What a shame. It would be so fantastic to get them for the animal shelters. Do you have any idea who one could contact about them?


----------



## terrysgirl33 (12 Jul 2008)

Sorted! Thanks for the help Ash!!


----------



## FredBloggs (12 Jul 2008)

Ash 22 said:


> Do you have duvets also?


 

Yes I've duvets.  Hadn't thought of what to do with them before I read this thread.   They are hardly used though.


----------



## Ash 22 (12 Jul 2008)

Thats great FredBloggs. If you give Ann Mc Donnell in Clondalkin a ring also. 087-2212623 she'll be able to help. If you feel they are too good for the animals you could put them up on www.jumbletown.ie and maybe some needy person might be glad to avail of them.   I must say I'm soft when it comes to animals though especially the poor things that have been rescued, they deserve a bit of comfort.


----------



## Colblimp (13 Jul 2008)

What about giving a duvet to the first homeless person you see on the street?


----------



## Ash 22 (13 Jul 2008)

Good idea also.


----------



## Gordanus (15 Jul 2008)

Colblimp said:


> What about giving a duvet to the first homeless person you see on the street?



If you don't mind it being collected by the refuse men when the guy gets up in the morning and leaves it behind. (Used to work in an area of Dublin where homeless people slept in doorways & was always astonished at the way they'd leave the sleeping bags behind.  I think a charity issued them.)


----------



## Ash 22 (15 Jul 2008)

Well in that case maybe the doggie shelters is the best place to send them.


----------



## muffin1973 (26 Mar 2009)

Ash, is that contact number for that lady still current?  I tried the DSPCA in Rathfarnham but they dont' take quilts anymore, gave me the number for the Dog Pound but they're not answering the phone.

I'm looking for any animal shelter in South Dublin to donate my old quilt to if they could use it.

thanks

M


----------



## pavlov (1 Jun 2009)

Is there an animal shelter in the city centre or on the northside of Dublin that would appreciate some old duvets?


----------



## extopia (1 Jun 2009)

Gordanus said:


> Used to work in an area of Dublin where homeless people slept in doorways & was always astonished at the way they'd leave the sleeping bags behind.



Well, duh! These guys are homeless. It's not like they can just fold them up and put them in a drawer. Did you offer to mind the duvets for them?


----------



## SlurrySlump (2 Jun 2009)

UCD has skips full of them at the moment as they clean out the student residences.
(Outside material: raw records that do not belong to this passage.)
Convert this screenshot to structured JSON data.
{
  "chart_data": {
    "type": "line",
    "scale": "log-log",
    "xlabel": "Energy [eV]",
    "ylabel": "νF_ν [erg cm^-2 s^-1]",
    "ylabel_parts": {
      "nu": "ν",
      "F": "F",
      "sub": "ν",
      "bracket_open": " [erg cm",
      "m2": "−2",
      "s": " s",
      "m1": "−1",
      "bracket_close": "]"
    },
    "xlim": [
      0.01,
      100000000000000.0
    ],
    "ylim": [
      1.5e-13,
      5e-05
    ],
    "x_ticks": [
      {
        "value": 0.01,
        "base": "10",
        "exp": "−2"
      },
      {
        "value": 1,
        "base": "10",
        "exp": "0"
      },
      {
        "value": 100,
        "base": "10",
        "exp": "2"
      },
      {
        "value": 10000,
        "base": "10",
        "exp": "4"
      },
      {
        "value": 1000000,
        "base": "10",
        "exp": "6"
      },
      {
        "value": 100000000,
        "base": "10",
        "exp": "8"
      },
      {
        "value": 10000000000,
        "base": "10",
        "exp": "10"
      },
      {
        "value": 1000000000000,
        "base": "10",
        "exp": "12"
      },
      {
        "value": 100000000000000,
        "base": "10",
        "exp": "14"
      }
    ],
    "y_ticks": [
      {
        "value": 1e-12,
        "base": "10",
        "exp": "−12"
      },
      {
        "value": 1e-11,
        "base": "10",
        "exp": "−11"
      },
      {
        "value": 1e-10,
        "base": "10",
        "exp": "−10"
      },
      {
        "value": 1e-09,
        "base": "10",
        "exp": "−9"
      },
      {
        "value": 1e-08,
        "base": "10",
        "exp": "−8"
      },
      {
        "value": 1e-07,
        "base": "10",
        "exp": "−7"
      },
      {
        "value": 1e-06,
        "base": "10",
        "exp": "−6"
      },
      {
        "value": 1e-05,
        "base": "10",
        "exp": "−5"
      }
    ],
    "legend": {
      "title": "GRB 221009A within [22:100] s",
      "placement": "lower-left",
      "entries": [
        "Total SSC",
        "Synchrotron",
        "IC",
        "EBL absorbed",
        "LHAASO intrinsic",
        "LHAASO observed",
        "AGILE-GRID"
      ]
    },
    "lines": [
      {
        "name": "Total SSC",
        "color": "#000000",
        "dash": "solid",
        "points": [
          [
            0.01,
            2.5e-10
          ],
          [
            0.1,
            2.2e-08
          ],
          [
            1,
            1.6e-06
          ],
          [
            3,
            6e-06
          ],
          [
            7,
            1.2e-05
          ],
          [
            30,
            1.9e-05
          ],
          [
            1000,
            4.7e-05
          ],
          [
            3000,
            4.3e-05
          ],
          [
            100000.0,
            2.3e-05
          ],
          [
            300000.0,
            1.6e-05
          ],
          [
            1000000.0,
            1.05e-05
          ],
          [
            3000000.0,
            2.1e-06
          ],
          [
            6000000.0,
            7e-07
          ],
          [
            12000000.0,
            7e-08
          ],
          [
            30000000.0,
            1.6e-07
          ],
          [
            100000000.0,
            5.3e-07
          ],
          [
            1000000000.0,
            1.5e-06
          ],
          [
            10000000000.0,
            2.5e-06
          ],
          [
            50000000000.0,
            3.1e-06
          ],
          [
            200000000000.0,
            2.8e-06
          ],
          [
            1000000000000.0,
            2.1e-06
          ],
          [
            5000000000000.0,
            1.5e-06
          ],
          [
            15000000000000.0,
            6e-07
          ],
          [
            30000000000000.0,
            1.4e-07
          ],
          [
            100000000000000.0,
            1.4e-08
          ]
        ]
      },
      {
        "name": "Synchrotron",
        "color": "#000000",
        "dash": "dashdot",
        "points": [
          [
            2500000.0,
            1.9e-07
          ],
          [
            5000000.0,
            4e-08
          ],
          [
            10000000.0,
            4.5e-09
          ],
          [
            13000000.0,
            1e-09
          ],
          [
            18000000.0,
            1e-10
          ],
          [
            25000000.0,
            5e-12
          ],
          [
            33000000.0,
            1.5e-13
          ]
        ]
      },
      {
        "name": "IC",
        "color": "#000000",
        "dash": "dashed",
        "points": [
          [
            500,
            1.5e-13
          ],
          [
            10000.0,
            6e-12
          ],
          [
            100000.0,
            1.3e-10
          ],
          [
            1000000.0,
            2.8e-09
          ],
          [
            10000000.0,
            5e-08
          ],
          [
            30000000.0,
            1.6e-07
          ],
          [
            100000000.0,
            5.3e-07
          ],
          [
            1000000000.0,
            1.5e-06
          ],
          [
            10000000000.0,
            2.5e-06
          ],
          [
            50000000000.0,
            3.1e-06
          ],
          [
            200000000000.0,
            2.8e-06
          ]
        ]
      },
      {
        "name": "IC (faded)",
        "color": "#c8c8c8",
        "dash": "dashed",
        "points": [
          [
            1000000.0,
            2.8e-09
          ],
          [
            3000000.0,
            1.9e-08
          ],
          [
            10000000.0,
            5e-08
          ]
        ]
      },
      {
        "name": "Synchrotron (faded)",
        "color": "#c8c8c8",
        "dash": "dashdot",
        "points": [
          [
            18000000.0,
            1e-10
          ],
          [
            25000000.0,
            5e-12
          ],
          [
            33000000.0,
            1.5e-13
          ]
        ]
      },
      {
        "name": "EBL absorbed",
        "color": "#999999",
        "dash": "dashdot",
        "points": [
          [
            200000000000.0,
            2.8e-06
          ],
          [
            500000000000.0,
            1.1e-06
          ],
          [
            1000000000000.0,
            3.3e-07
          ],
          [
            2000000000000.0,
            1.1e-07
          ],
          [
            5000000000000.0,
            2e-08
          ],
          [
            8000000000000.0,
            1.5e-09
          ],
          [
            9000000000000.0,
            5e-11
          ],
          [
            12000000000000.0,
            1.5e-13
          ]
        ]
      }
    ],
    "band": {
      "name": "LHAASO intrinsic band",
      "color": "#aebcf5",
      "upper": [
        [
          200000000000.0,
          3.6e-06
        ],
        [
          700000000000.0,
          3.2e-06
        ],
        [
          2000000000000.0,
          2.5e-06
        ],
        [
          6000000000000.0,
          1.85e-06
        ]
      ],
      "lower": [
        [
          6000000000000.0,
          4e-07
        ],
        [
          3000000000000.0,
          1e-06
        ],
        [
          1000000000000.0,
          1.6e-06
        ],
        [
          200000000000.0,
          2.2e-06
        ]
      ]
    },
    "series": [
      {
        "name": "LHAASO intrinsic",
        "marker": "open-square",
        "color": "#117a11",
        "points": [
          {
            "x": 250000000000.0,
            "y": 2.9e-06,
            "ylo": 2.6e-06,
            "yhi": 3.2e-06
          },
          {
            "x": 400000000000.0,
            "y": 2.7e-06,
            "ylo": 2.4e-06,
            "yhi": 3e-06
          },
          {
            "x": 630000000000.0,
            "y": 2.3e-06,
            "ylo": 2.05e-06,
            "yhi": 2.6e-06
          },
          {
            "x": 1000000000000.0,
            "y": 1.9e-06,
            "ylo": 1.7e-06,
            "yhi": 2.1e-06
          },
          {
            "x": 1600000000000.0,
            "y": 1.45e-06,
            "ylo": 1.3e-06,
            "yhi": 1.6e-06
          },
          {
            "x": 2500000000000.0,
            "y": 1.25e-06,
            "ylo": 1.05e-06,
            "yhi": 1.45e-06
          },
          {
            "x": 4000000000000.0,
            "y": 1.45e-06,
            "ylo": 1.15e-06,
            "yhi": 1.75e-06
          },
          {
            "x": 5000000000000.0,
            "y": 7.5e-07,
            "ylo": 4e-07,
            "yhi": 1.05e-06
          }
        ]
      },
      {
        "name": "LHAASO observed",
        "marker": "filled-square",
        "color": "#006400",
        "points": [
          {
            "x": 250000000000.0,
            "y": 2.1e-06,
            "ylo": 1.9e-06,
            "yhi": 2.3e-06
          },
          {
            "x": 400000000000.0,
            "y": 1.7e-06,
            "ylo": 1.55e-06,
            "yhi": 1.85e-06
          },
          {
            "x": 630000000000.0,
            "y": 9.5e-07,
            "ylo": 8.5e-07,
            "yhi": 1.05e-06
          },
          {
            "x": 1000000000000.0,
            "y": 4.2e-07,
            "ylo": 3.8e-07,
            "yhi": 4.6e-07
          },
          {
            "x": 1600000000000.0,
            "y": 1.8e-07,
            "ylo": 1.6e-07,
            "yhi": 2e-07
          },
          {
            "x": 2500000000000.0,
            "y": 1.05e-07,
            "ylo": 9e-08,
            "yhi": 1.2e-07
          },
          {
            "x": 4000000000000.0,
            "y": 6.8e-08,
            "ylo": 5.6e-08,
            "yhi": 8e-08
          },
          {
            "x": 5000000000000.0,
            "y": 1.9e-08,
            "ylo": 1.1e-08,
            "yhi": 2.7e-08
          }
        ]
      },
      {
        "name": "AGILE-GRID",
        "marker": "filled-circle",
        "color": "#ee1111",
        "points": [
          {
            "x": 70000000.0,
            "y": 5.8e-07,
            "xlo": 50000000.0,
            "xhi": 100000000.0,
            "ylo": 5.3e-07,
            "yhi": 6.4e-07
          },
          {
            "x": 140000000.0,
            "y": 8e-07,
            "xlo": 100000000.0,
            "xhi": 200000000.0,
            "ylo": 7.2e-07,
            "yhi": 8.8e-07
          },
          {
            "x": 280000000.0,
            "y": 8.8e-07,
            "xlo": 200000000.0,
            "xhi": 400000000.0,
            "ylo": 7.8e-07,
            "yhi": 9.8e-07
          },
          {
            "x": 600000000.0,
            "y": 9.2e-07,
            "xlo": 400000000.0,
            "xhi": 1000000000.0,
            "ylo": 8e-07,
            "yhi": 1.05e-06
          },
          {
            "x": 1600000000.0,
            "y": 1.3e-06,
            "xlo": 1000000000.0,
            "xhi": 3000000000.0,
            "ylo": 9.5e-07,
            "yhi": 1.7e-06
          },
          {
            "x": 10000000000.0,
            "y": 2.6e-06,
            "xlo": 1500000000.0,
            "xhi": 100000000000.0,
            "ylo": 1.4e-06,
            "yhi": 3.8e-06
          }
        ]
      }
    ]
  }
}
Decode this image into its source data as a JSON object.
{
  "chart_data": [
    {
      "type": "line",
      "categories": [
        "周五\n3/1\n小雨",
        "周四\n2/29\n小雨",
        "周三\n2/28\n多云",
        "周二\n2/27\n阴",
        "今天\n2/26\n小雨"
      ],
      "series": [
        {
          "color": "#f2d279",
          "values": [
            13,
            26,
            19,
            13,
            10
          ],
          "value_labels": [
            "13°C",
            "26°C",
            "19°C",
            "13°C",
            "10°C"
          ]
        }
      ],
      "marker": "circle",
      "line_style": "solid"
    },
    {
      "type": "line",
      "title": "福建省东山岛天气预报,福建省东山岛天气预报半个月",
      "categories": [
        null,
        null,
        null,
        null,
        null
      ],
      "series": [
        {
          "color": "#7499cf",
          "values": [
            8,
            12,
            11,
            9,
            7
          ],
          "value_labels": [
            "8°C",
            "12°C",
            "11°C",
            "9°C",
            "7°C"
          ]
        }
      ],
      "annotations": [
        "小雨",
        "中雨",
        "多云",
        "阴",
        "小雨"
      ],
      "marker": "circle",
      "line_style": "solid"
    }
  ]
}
Animal shelters take note.l


----------



## Rois (2 Jun 2009)

Charities that send convoys to places like Chernobyl, Belarus are very keen to get duvets.  My friend is one of the organisers, I can give details if anyone is interested.


----------



## niceoneted (14 Sep 2010)

Dragging up an old post here but I will have a few duvets to dispose of shortly and am wondering what are the updated ideas, places, organisations etc that will take them or will I skip them?


----------



## Ash 22 (14 Sep 2010)

Ash 22 said:


> terrysgirl I've just spoken to a lady called Ann Mc Donnell in Clondalkin and she would be delighted to get the duvets for the rescue dogs. Please give her a call on 087-2212623


 
I presume this lady is still taking them if you give her a ring.


----------